靈芽拉著她的衣角,小小的身子繃得緊緊的,努力不讓眼淚掉下來。
「母后,這個給您。」
她從懷裡掏出一個繡得歪歪扭扭的香囊,塞進雲夢姝手裡。
「裡面裝了百草,可以驅蚊蟲,是我跟太醫學的。」
「好,母后收下了。」
雲夢姝蹲下身,摸了摸女兒的臉頰,聲音溫柔。
「靈芽,在宮裡要聽話,照顧好自己,也要照顧好哥哥,知道嗎?」
「嗯!」
靈芽重重地點頭,眼淚終於還是忍不住,大顆大顆地滾落。
「母后,您……您要早點回來看我們。」
「會的。」
雲夢姝將她緊緊摟在懷裡,喉頭微哽。
不遠處,顧知淵靜靜地站著。
他依舊穿著一身常服,但小小的身軀挺得筆直,臉上沒有尋常孩童離別時的悲傷。
「淵兒。」
「母后。」
顧知淵抬起頭,看著她。
母子二人對視著,誰也沒有先開口。
他不能像靈芽一樣哭泣,不能像普通孩子一樣撒嬌挽留。
因為他是皇帝。
許久,他才從袖中取出一個小小的紫檀木盒,遞給雲夢姝。
「母后,這是兒臣孝敬您的。」
雲夢姝打開木盒。
裡面靜靜地躺著一枚玉佩。
不是什麼價值連城的寶玉,而是一塊普通的和田玉,上面雕刻著一隻展翅欲飛的鳥兒。
雕工略顯稚嫩,顯然出自新手。
「這是……」
「兒臣親手刻的。」
顧知淵的聲音很輕,卻很清晰。
「母后,您就像這隻鳥兒,本該在天空中自由飛翔,是淵兒……將您困在了這牢籠里。」
雲夢姝心臟猛地一縮。
「淵兒,母后不悔。」
「兒臣知道。」
顧知淵的眼眶終於泛紅。
「但兒臣希望您,從今往後,能為自己而活。」
他退後一步,對著雲夢姝,深深地鞠了一躬。
「母后,保重。」
「你也是。

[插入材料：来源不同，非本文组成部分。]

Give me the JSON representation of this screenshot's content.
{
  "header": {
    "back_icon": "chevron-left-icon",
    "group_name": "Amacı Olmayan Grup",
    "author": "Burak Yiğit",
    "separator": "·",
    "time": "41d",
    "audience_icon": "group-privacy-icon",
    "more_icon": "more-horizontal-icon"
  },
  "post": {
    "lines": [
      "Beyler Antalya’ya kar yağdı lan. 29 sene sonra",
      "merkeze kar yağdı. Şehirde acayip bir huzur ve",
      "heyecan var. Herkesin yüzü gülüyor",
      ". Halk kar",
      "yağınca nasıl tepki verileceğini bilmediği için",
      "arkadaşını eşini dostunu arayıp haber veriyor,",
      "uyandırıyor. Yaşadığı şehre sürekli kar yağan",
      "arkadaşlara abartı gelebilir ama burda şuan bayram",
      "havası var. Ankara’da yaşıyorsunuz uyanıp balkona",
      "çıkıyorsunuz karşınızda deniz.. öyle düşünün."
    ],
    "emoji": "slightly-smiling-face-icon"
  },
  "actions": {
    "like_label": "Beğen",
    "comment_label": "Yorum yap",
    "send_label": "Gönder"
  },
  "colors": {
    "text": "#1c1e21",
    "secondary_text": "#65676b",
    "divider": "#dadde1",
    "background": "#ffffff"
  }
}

」
雲夢姝強壓著眼底的酸澀。
她收好玉佩,深深地看了兒子一眼,將他的模樣刻進心裡。
然後,她毅然轉身,走向馬車。
就在她即將登上馬車的那一刻,一道身影出現在了神武門的門洞下。
是顧夜珩。
他也是一身尋常的錦袍,褪去了親王的蟒服,也褪去了一身的戾氣與威嚴。
看起來就像一個普通的富家公子。
他沒有上前,只是遠遠地站著,注視著她的背影。
這幾日,他沒有再去找她。
從憤怒,到不甘,再到最後的無力。
他終於明白,他留不住她。
雲夢姝的腳步頓住了。
她沒有回頭。
晨風吹起她的髮絲,也吹來了他低沉沙啞的聲音。
「阿姝,我等你。」
不是質問,不是強求,只是簡單的三個字。
雲夢姝閉了閉眼。
再睜開時,神色已恢復平靜。
她沒有回答,只是抬腳,登上了馬車。
車簾落下。
「走吧。」她輕聲吩咐。
車輪緩緩轉動,駛離了這座困了她半生的皇城。
那輛青布馬車緊隨其後。
兩輛馬車,一前一後,在清晨的薄霧中,向著南方的天空,漸行漸遠。
顧夜珩站在原地,久久未動。
直到那馬車的影子徹底消失在街角,他才緩緩轉身。
靈芽跑到他身邊,拉住他的手,仰著小臉。
「父王,您……真的不跟母后一起走嗎?」
顧夜珩看著女兒酷似雲夢姝的眼睛,心底微澀。
他蹲下身,摸了摸她的頭,沒有說話。
顧知淵走了過來,將妹妹拉到自己身邊。
「父王有自己的打算。」
他看著顧夜珩,眼神里透著幾分探究與瞭然。
「妹妹,我們該回去了。」
「哦。」靈芽似懂非懂地點了點頭。
兄妹二人,一左一右地牽著手,走進了那厚重的宮門。
小小的身影,透著一股相依為命的堅韌。
顧夜珩目送著他們,直到再也看不見。
他轉身,沒有回王府,而是走向了城中的另一處。
半個時辰後。
在通往南方的官道上,雲夢姝的馬車平穩地行駛著。
她靠在車壁上,閉目養神,手中緊緊攥著兒子刻的那枚玉佩。
突然,車夫在外面稟報。
「夫人,後面……後面好像有輛馬車一直跟著我們。」
雲夢姝掀開車簾,向後望去。
百米開外,一輛極其普通的青布馬車,不緊不慢地綴在後面。
既不靠近,也不遠離。
駕車的人,是顧夜珩身邊最得力的護衛,赤霄。
那車裡坐的是誰,不言而喻。
他說他要追隨父皇盡孝,便真的放下了京城的一切。
他說他等她,便真的用這種方式,開始了漫長的等待。
雲夢姝放下車簾。
她拿出靈芽偷偷塞給她的那個食盒。
打開來,除了那幾塊桂花糕,下面還壓著一張紙。
她展開。
上面不是字,而是一副用炭筆畫的簡易地圖。
地圖畫的是金陵城外的雲家別院附近。
山水之間,有一座小小的院落被圈了紅圈。
旁邊,是靈芽歪歪扭扭的字跡。
「給父王的新家,離我們很近哦!這樣他就不會迷路,可以天天來找母后啦!」
雲夢姝看著那可愛的字跡和天真的話語,先是怔住。
眼淚砸在稚氣的地圖上,暈開了炭筆的痕跡。
她唇角微揚,無聲地笑了。
車窗外,一輪紅日正從地平線上噴薄而出。
萬丈金光,灑滿了前方的路。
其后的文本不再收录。